ESR: Schon wieder so eine schwierige Frage. Natürlich fällt einem da der  Wurm in „Kabale und Liebe“ ein. Aber ist der wirklich so einseitig böse? Ist das nicht eigentlich ein ganz armer Kerl?

 

WS:  Deine Traumrolle: 

ESR: Die Medea ...  Macbeth.  

 

WS (nicht ganz ernst):  Die Lady Macbeth? Oder eine Hexe? 

ESR (lacht): Beides! Ganz nach dem Motto: „Lasst mich auch den Löwen spielen“.   

 

 

WS:  Mit welchem Regisseur würdest du gerne mal zusammenarbeiten?

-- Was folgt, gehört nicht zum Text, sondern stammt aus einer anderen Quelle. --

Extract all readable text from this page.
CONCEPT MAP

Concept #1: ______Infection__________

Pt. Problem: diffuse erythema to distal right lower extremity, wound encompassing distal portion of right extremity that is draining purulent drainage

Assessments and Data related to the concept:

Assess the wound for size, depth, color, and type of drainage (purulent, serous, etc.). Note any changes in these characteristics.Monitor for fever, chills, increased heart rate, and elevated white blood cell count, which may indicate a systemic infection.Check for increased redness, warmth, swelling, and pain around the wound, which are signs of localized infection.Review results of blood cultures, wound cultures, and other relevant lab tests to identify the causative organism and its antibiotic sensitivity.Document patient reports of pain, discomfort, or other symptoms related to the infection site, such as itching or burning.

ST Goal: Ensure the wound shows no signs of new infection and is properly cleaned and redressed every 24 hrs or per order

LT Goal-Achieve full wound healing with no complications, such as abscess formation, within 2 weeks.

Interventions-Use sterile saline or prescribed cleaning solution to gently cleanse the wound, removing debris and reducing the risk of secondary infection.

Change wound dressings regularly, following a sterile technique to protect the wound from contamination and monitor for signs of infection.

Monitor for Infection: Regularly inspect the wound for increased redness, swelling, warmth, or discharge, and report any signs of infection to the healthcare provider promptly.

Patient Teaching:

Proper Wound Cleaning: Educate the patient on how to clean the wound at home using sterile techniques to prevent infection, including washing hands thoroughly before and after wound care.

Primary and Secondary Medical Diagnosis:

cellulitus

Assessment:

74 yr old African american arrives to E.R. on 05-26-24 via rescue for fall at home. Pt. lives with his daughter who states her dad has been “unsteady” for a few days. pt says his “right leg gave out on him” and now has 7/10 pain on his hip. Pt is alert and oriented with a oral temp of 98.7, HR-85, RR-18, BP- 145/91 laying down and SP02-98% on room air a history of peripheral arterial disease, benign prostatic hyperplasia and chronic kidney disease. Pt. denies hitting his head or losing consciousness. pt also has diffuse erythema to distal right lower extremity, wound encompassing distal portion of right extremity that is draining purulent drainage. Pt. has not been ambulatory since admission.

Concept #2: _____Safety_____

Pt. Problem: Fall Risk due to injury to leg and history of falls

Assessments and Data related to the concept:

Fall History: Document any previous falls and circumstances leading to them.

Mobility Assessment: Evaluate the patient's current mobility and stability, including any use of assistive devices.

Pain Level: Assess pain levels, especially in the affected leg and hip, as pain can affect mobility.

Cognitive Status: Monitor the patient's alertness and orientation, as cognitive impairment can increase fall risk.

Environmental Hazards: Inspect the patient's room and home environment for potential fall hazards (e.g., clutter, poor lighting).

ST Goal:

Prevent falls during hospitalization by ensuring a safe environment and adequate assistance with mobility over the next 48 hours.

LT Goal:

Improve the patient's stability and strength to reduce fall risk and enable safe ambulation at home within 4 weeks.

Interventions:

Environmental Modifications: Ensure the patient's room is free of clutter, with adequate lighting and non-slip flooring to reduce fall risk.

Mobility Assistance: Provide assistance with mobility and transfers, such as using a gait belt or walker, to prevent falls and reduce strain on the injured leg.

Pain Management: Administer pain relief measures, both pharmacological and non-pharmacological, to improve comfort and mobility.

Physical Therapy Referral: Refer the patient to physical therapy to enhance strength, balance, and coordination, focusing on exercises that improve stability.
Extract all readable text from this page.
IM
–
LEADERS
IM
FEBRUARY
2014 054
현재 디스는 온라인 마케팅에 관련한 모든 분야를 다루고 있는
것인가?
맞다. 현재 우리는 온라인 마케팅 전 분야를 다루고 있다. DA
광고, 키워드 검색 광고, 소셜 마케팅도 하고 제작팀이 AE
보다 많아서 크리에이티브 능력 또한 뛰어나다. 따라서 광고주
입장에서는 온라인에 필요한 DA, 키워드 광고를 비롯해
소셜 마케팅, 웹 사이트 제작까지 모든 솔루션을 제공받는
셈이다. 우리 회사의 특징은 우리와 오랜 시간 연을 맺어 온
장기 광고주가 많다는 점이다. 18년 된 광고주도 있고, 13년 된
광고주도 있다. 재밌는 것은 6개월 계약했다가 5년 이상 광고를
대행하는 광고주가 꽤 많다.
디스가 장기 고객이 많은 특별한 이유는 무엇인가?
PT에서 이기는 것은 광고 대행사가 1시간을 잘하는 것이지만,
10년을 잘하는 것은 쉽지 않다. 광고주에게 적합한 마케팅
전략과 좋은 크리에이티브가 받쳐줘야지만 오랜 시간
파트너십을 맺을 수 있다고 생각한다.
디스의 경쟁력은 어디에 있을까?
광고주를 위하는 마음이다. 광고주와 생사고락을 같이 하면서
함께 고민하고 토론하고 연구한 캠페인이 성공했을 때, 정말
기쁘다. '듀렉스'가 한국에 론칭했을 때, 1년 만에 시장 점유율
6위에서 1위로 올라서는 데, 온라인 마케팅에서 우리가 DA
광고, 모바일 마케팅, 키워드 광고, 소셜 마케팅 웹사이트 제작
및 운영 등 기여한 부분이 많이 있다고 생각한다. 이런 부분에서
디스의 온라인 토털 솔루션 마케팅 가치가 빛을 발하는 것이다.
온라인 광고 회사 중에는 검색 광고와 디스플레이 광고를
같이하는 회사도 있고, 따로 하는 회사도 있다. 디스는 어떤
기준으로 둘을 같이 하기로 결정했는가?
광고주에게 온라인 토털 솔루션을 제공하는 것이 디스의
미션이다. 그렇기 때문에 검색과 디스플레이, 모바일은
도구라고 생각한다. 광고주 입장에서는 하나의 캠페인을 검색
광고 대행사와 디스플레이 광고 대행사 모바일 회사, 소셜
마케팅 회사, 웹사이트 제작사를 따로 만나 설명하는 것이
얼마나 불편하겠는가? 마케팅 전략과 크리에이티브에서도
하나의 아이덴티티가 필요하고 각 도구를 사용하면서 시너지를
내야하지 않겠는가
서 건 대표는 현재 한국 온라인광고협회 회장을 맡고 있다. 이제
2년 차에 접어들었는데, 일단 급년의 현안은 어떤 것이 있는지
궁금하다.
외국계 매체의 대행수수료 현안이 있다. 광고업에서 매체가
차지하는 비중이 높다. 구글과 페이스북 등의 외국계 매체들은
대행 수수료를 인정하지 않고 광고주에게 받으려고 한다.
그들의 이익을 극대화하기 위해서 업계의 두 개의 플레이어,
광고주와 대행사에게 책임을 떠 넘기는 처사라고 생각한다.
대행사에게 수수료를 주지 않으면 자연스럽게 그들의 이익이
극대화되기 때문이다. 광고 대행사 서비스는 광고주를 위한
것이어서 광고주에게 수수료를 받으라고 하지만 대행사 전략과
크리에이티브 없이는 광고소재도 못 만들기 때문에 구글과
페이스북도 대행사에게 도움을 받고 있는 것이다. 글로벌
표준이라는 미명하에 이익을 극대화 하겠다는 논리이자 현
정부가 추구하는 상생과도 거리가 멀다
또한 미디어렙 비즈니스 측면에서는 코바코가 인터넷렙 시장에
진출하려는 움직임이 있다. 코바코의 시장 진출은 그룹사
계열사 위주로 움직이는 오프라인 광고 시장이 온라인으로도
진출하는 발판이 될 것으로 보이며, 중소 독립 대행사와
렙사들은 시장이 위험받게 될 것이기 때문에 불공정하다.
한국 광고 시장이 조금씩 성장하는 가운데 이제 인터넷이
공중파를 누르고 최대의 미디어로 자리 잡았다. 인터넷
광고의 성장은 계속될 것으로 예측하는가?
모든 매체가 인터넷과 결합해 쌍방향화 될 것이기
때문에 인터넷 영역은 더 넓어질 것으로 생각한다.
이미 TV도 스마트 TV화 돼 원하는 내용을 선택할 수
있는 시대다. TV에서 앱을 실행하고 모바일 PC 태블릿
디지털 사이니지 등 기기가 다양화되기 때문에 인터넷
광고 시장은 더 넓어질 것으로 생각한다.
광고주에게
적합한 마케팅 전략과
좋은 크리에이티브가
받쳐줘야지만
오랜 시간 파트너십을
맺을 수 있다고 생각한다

ESR: Darf ich mir was ganz Hochgestochenes wünschen? Michael Haneke.

 

WS:  Dein schönstes Kultur-Erlebnis der letzten 12 Monate: 

ESR: Tennessee Williams‘ „Orpheus steigt herab“ in der Regie von Sebastian Nübling an den Münchner Kammerspielen

 

WS:  Das größte Kultur-Ärgernis der letzten 12 Monate:

ESR: Irgendwas von Vontobel in Bochum.

 

WS:  Ha! Das freut mich jetzt aber! Eine der schrecklichsten Aufführungen, die ich je gesehen habe, war Vontobels Inszenierung von „Scherz, Satire, Ironie uund tiefere Bedeutung“ am Hamburger Schauspielhaus. Zufälligerweise hatte damals auch das Landestheater Detmold das Stück im Programm. Mein damaliges Fazit: „Hamburg : Detmold = 0 : 4“

 

WS:  Gibt es Hobbies außerhalb der Bühne?  

ESR: Kunst ... wenn ich mehr Zeit hätte, würde ich gerne malen  ....

 

WS:  ... Vielleicht kannst Du für uns ja gelegentlich eine Kunstkritik schreiben?  ...

 

ESR: ... kochen   .... leben (siehe oben)

 

WS:  „Leben“ ... oh ja, wahrlich ein schönes Hobby. Dazu bleibt uns nur noch: viel Spaß und viel Erfolg zu wünschen!